L'identification de ces multiples occurrences souligne combien Pirandello constitue une référence pour l'écriture achardienne, d'abord par son refus des innovations trop radicales auquel est préféré un modernisme autorisant la reprise des codes du théâtre traditionnel, quand bien même ce serait pour les mettre à distance. Il manifeste ainsi sa capacité à renouveler les structures et les figures les plus éculées du théâtre (mélodrame ou Boulevard), tout en s'ouvrant à d'autres arts, en approfondissant des questionnement hérités du théâtre baroque : le rapport entre scène et salle, représentation et réalité, masque et identité... Achard s'en inspire également pour transformer l'espace théâtral puis filmique en espace mental et onirique.
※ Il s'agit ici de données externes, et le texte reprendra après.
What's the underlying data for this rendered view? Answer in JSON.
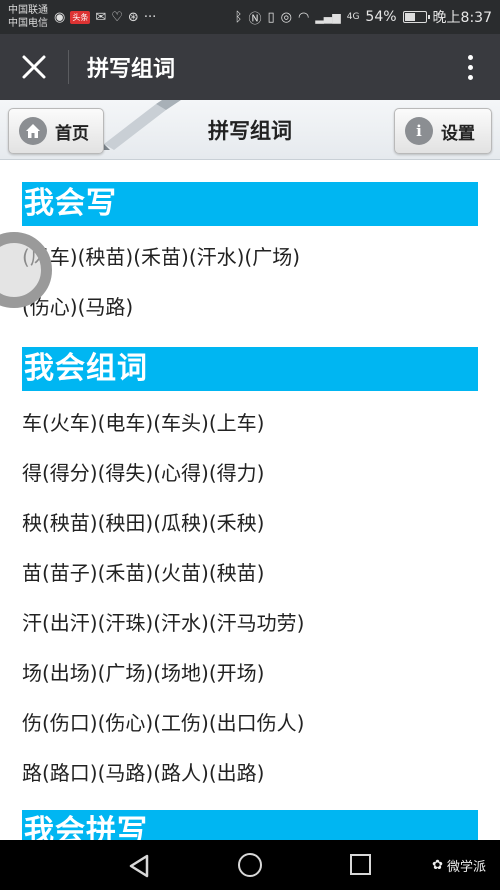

Propice aux confrontations entre l'auteur et ses créatures, cet espace l'autorise à se projeter parmi elles, à travers des relais de plus en plus transparents (le peintre de Je ne vous

aime pas, le scénariste du Corsaire ou le dramaturge de Mademoiselle X) jusqu'au générique

de La Valse de Paris, qui constitue à bien des égards une avancée essentielle – même si sans lendemain – dans l'affirmation auctoriale de l'auteur-réalisateur.